Later, I would realize that "old-world charm" was synonymous with "absentee landlord."
It hadn't helped that I signed up for a demanding job in demanding conditions with a demanding boss. Though I would thrive in the conditions somehow, the only directly visible beneficiary at the time for the 12-hour days seemed to be the Seagram's Corporation.
Yes, I entertained. Yes, I dated. But overall, it was an adjustment period that I just hadn't anticipated. And when you're 22 and afflicted with arbitrary stubbornness, you forget a big thing: That this is a rite of passage that all adults, at some point, have experienced. At 22, you can't possibly think of your parents as ever being your age. It's unfortunate, because that's when you need to imagine just that.
A few weeks later, I admitted defeat and went to visit my parents. You know they can just tell when you're bothered, lonely or existing on s'mores? It must be something in your eyes. Anyway, after cooking me a proper meal, my father handed me...a Swiss Army knife.

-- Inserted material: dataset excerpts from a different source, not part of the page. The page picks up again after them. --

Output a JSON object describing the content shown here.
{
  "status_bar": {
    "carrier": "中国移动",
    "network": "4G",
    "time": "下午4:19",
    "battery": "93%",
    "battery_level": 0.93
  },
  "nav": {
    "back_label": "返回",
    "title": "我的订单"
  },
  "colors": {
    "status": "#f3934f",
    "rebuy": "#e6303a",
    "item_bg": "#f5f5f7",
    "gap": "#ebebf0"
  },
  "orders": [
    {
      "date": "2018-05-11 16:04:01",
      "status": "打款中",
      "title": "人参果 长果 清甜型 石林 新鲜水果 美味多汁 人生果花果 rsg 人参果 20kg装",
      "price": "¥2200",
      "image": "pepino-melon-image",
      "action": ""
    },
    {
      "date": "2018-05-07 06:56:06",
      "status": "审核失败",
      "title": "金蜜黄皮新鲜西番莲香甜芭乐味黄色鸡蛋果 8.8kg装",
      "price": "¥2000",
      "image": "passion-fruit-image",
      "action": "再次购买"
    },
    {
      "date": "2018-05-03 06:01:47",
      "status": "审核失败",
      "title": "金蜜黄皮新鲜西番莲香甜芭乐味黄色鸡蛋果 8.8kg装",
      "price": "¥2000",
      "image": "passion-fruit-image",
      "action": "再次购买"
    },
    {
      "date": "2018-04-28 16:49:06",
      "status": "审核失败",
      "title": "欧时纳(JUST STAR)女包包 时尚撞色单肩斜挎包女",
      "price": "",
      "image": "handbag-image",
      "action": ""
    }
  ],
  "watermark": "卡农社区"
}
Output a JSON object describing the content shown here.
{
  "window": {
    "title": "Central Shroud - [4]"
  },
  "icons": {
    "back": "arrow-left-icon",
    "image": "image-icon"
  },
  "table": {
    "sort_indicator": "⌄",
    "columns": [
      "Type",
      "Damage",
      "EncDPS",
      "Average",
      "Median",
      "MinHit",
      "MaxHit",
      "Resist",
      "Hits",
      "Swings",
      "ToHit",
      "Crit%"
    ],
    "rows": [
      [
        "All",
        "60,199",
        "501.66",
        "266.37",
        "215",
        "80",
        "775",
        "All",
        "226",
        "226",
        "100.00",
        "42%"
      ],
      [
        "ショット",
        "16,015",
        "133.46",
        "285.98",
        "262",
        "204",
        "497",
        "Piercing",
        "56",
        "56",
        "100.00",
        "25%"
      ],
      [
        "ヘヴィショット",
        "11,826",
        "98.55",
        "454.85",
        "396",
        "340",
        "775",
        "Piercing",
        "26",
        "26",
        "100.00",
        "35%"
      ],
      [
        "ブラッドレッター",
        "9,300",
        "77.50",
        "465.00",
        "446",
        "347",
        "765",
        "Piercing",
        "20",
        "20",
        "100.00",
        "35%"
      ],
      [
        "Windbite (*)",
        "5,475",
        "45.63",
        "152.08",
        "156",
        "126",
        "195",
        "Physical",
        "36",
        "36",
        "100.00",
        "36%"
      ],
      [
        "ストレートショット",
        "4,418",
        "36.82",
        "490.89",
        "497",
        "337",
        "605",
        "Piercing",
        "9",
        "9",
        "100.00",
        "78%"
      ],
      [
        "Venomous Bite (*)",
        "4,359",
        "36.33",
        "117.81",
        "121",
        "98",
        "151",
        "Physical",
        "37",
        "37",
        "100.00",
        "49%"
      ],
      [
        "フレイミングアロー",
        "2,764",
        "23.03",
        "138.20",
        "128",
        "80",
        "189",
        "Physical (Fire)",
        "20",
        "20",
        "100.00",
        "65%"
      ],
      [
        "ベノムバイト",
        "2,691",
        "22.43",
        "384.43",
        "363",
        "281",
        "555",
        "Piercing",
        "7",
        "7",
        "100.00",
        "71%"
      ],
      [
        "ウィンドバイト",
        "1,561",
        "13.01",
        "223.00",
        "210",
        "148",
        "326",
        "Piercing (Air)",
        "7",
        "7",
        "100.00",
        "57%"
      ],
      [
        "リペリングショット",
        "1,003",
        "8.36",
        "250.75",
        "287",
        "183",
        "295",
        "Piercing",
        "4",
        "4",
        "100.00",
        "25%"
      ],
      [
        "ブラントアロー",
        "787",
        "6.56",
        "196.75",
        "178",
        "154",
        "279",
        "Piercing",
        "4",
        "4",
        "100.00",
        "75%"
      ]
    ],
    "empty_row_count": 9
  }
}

I know, it's such a Dad thing to do. I was appropriately mystified, since I wasn't planning on going huntin', fishin' or anything that would ever end with an n'. But he explained, cryptically, that it would make sense one day. It was very similar to the time he dropped me off at college and handed me a Motley Crue tape. (Mentally, I've rewritten the scene to have him hand me Theatre Of Pain and say "This has always brought me luck," like Elizabeth Taylor in a White Diamonds commercial.)
Over the years, I would find plenty of reasons to use a Swiss Army knife. First of all, if I ever park in a garage, the attendant takes note of the knife dangling from the keychain and knows that I mean business. Relatedly, I feel much better walking down the street from the subway. It's a spring in my step that lets everyone know that I'm carrying a Swiss Army knife.
But mostly, I use it for the every day things that you would use a Swiss Army knife for: Cutting through tightly-secured packages, putting together furniture and opening bottles when the standard tools can't be readily found. The corkscrew has been used so many times that it opens on its own.
In short, it's like having a Dad around, even though he's technically about a hundred miles away. Years later, whenever I look at the Swiss Army knife, I think not only of him and my Mom, but of just how far I've come from that first apartment loneliness and all the baggage of being a 22-year-old. I'm in a different place now, in every sense of the word. It would, in fact, stun 22-year-old me to know how much things change in a span of a few years. Or it would make that version of me run for the s'mores and ratty blanket. Like the Dad lion appearing to Simba in The Lion King, the knife says "Remember who you are." And remember that, even at your most obnoxious moments, there are people who not only tolerate you, but love you.
Though I still have no idea what that Motley Crue tape was for.